By the time the first decade of the 21st Century ended, we entered a moment of tremendous possibility, opportunity, and anxiety. Many of the ideas we’ve held for well over two hundred years (“the country will never elect a black President”) have been turned on their head. Many of the institutions that we once took for granted (“What’s good for GM is good for the country”) are undergoing severe change.
These moments of crisis and change represent opportunity for tremendous growth and transformation. How do we make sense of where we’ve been in such a way that we know where we go from here? How do we take advantage of our newfound ability to communicate, to publish, to build networks instantaneously, using this ability to rebuild our cities, our institutions, ourselves?

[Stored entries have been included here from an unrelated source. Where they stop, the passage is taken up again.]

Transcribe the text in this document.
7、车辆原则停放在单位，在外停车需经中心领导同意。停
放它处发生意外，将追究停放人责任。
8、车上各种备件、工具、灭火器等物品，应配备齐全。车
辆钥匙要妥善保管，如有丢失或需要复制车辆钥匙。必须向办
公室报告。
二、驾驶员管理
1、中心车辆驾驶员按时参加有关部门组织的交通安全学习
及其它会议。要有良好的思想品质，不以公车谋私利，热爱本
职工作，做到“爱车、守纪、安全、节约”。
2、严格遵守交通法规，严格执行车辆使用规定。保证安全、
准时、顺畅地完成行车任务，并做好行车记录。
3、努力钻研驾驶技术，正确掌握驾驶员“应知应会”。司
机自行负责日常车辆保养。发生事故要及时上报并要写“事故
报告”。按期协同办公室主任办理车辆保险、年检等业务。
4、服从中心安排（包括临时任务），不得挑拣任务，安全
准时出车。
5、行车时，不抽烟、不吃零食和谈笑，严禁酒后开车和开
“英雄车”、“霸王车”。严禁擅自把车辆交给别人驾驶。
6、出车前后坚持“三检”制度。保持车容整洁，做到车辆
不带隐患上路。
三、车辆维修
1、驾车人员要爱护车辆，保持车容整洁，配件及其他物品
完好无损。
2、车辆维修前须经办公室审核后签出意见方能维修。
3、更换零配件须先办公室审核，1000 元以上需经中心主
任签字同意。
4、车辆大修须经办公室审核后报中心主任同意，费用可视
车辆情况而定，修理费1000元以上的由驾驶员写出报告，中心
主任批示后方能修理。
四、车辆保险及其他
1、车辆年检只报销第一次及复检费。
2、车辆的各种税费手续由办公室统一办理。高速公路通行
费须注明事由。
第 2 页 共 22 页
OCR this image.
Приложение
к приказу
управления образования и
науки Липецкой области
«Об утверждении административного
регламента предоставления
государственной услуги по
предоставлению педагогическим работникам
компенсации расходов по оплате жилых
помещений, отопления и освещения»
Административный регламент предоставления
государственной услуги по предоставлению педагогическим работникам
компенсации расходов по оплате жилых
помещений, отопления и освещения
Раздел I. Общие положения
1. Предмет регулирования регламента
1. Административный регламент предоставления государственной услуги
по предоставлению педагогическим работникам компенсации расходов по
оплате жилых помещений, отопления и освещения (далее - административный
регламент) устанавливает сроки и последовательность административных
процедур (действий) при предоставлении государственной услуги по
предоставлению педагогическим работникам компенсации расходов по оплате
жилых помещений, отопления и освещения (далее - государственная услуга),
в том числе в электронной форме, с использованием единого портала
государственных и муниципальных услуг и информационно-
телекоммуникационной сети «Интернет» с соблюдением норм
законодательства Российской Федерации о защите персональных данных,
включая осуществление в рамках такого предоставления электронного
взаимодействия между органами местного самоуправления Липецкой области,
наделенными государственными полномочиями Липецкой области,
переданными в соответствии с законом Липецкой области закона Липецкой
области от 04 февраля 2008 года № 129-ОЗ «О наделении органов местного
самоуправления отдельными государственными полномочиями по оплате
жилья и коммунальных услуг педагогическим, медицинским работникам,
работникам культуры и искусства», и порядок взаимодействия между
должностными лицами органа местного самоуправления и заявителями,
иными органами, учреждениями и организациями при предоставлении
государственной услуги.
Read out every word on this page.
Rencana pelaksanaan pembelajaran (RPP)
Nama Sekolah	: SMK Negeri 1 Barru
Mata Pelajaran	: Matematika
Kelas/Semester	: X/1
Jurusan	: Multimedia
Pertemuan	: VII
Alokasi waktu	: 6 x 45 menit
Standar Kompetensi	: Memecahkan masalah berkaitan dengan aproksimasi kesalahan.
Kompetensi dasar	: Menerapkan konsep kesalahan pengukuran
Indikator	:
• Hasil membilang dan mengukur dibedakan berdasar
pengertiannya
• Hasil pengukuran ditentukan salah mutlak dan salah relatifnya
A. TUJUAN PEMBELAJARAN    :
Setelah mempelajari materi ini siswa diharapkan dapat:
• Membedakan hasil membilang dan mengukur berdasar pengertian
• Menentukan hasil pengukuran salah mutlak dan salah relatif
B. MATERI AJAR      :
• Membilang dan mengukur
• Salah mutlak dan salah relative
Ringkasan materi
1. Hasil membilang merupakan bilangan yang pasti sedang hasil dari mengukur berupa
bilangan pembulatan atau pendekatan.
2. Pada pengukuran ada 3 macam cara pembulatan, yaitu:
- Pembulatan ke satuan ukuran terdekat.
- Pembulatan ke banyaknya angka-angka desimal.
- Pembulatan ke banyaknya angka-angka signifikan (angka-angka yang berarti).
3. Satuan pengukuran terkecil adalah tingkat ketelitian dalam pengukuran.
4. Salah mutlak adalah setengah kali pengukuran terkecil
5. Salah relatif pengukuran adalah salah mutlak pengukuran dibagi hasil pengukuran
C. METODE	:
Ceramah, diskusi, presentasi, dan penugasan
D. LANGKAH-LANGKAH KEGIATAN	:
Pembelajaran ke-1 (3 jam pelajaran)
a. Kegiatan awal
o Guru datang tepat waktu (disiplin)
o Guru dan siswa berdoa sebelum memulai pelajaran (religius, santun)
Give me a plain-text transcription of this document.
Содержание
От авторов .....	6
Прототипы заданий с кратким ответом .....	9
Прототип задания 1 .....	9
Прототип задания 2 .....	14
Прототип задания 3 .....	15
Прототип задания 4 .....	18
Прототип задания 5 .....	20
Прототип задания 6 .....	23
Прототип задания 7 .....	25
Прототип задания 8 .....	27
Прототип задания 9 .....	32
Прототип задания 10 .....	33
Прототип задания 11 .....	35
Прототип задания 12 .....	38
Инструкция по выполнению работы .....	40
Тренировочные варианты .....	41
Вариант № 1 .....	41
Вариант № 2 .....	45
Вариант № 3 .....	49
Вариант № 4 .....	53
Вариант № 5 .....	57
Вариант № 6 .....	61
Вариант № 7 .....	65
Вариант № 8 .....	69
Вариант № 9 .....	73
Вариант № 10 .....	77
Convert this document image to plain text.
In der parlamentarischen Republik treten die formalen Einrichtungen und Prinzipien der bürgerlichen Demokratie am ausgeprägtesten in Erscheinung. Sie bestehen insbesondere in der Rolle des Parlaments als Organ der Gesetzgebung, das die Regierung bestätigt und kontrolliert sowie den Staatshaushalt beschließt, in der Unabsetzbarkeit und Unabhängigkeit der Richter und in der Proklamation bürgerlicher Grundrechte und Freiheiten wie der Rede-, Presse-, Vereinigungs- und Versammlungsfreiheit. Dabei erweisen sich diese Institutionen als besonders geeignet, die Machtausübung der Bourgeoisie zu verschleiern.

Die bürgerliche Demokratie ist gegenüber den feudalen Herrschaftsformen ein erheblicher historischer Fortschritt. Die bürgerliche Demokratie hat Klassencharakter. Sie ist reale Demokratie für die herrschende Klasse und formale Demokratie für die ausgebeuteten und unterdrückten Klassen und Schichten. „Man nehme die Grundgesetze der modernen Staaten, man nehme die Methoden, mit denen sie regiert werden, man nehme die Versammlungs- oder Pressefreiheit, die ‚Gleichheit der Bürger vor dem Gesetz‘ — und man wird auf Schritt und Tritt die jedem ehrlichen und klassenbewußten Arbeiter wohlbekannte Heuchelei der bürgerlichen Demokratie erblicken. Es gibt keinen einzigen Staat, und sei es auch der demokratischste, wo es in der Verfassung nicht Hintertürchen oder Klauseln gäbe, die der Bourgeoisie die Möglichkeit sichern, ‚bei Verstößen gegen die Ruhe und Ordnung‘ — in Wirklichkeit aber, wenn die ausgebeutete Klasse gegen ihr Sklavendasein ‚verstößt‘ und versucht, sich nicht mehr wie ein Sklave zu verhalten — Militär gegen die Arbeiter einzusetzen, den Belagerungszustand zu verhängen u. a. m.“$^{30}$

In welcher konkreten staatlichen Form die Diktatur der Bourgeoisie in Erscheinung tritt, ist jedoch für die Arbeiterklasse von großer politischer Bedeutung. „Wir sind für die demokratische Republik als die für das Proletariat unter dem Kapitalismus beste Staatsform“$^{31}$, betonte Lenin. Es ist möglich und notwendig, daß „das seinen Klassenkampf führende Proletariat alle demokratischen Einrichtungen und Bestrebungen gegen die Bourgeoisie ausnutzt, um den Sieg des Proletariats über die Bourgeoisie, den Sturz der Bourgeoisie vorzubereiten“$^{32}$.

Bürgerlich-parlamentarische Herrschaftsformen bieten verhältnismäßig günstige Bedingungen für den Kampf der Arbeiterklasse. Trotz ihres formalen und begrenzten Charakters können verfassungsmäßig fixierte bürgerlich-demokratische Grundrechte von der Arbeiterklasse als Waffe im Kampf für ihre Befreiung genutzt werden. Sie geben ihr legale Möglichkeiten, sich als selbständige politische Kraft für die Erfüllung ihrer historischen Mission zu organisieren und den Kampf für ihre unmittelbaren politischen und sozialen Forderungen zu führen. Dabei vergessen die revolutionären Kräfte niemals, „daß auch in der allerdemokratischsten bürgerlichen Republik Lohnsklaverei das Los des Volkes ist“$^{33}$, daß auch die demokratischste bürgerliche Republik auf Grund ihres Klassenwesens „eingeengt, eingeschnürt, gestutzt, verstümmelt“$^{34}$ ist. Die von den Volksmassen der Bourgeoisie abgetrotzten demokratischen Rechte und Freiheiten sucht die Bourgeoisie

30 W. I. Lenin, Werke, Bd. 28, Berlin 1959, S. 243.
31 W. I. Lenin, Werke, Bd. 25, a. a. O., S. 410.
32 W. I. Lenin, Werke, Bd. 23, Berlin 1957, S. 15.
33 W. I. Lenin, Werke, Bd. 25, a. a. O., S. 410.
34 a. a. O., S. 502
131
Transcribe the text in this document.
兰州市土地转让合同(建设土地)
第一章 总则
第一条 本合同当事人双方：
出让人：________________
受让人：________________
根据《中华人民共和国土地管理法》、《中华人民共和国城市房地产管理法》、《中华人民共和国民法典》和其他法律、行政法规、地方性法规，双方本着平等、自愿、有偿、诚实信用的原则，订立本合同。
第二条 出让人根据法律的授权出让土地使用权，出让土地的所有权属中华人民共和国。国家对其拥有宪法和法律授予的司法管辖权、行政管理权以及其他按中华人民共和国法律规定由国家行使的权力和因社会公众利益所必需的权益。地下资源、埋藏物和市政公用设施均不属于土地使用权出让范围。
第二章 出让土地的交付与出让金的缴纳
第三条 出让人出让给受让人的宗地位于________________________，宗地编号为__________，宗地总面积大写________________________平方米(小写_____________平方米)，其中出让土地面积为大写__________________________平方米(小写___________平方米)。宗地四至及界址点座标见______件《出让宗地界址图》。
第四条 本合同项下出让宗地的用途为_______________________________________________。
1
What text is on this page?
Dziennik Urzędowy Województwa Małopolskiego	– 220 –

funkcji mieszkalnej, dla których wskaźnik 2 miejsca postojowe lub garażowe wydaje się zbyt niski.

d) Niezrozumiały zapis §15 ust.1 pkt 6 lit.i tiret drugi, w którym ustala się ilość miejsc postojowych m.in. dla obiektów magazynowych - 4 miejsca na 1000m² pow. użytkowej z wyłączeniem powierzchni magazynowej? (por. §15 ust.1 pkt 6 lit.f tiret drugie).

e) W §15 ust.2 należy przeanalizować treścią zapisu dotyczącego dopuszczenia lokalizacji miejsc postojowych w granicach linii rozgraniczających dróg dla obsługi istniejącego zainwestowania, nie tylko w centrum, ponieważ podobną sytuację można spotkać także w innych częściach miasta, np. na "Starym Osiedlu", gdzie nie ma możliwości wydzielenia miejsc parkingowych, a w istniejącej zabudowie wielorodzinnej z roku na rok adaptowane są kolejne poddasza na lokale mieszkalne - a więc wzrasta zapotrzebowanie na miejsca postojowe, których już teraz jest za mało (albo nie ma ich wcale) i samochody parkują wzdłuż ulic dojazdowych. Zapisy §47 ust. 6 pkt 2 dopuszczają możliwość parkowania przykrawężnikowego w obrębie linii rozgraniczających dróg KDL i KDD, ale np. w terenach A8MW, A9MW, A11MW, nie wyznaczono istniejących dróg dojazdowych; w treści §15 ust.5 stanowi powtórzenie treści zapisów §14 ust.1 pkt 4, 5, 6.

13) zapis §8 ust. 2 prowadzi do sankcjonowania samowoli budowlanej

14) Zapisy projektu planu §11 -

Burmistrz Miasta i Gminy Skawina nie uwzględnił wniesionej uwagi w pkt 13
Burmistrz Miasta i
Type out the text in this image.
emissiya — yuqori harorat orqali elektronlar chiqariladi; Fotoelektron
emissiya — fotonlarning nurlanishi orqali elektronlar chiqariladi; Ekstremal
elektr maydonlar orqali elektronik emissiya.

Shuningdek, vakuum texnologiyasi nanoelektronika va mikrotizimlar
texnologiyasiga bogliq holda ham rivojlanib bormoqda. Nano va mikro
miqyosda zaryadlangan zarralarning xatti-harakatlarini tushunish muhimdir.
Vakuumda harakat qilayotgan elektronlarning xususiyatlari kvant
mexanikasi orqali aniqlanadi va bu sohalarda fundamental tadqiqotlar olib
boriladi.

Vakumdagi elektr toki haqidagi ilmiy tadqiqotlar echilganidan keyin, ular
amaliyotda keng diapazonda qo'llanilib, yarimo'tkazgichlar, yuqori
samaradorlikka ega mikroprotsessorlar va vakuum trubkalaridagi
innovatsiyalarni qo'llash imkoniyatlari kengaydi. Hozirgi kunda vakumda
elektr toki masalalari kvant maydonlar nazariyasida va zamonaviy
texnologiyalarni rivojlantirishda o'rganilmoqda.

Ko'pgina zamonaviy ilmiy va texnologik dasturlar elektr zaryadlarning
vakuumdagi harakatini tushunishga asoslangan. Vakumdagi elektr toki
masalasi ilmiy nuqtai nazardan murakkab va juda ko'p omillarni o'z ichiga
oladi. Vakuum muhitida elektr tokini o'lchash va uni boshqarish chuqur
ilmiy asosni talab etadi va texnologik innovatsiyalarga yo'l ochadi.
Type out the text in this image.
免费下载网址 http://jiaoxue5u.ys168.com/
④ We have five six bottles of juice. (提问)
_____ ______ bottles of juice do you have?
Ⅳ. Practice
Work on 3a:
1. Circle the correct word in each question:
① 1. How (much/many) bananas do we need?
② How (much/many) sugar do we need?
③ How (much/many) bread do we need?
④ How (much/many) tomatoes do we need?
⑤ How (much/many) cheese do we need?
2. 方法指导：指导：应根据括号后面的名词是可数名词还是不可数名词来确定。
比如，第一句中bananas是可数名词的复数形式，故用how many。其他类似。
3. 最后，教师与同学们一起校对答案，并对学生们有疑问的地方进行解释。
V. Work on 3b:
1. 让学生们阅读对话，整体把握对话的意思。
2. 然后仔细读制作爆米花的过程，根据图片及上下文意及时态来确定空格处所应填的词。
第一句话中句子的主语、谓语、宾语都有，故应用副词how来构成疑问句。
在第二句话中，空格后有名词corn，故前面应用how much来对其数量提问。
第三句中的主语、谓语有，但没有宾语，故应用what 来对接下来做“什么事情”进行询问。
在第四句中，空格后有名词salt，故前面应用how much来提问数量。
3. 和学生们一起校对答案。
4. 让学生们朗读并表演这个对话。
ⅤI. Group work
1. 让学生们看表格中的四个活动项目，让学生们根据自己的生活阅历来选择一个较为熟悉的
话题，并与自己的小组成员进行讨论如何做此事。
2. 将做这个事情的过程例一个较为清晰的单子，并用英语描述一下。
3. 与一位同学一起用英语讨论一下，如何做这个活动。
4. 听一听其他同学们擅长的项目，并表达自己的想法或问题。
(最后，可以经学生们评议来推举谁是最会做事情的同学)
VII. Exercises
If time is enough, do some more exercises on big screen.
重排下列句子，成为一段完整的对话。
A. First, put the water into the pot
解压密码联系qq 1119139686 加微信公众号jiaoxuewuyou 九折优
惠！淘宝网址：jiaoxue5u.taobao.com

Ever since growing up in a working class suburb of Detroit, Dr. Spence has been dedicated to answering these questions and has sought to create space through which citizens from all walks of life can begin to answer these questions for themselves. One of the first social scientists to blog, and a longtime commentator on National Public Radio, Spence is known not only for his ability to break complex information down into its radical components, he is known for his ability to do so with humor, flair, and compassion. As we all struggle to redefine our institutions and ourselves in this challenging time, Spence’s academic and public intellectual work makes him uniquely suited to helping corporate, non-profit, and university leaders to chart a new path.
- The Phoenix Reborn: What the Death and Rebirth of Detroit Can Tell Us About the Rest of the Country
As of 2009 it was cheaper to purchase a house in Detroit and her surrounding suburbs than it was to purchase a car. Unemployment rates in and around Detroit are routinely double that of the rest of the country. Time Warner has taken the audacious step of purchasing a house in the city to permanently house a coterie of journalists whose purpose it is to document Detroit’s fall and rise. Detroit represents a microcosm of the challenges we face as a nation. In this lecture, Spence uses Detroit as the vehicle to talk about the types of changes institutions must make in order to stay relevant in the 21st Century.
- What MLK Means in the Obama Age
Barack Obama accepted the nomination of the Democratic Party in 2008 on the same day that Martin Luther King gave his I Have a Dream speech at the Washington Mall. Now President Obama is often touted as the realization of Martin Luther King’s Dream. But is he? In this speech, Spence looks closely at Martin Luther King’s life, connecting his last words to generate a discussion of what a post-racial politics should look like.
- Debunking the Myth of the Digital Divide
With the rise of the Internet, many pundits and analysts argued that a whole population, largely non-white, was being left out of the digital age. In this speech Spence debunks this notion, arguing that blacks and Latinos are actually more likely to adopt new forms of technology. He also articulates the political, economic, and social consequences of the growing “reverse digital divide” for schools, businesses, and homes.
- Investing in Human Potential: The Fundamental Challenge of the 21st Century
We live in perhaps the most challenging time of the last seventy years, with unemployment rising, environmental problems growing, and domestic and international tension increasing. But at the same time we are more connected and have access to more information than any other time in human history. How can we use this increased connectedness to help solve these problems? In this lecture Spence makes a clarion call for the equivalent of a human capital Marshall plan—one that builds our greatest asset.
“Lester Spence has a pre-eminent command of language. Language which is effective, of the time, and specific. Language, which, above all - is powerful, and catalyzing, because it is the language of the present, and of our generation.”
“Professor Spence’s passion and interest in politics is undeniably contagious. His intellect is inspiring…”
“But Professor Spence was the professor who not only had a significant impact on my academic experience, but also had a significant impact on my life”
“Dr. Spence is always engaged in “the discussion” whether it is one-on-one with his students in an academic setting, informally with native Baltimoreans or with the nation on radio talk shows and through his blog.”
“Professor Spence is one of the most influential professors I have ever encountered at Hopkins. He was an amazing professor for several reasons: his practical yet brilliant insights on racial politics, his uncanny ability to dissect any issue both inside and outside the classroom, and his unique teaching style. His lectures were always engaging and I often walked away from class more interested and more motivated than I was before.”
“Professor Spence is the best lecturer I have ever seen in my life.”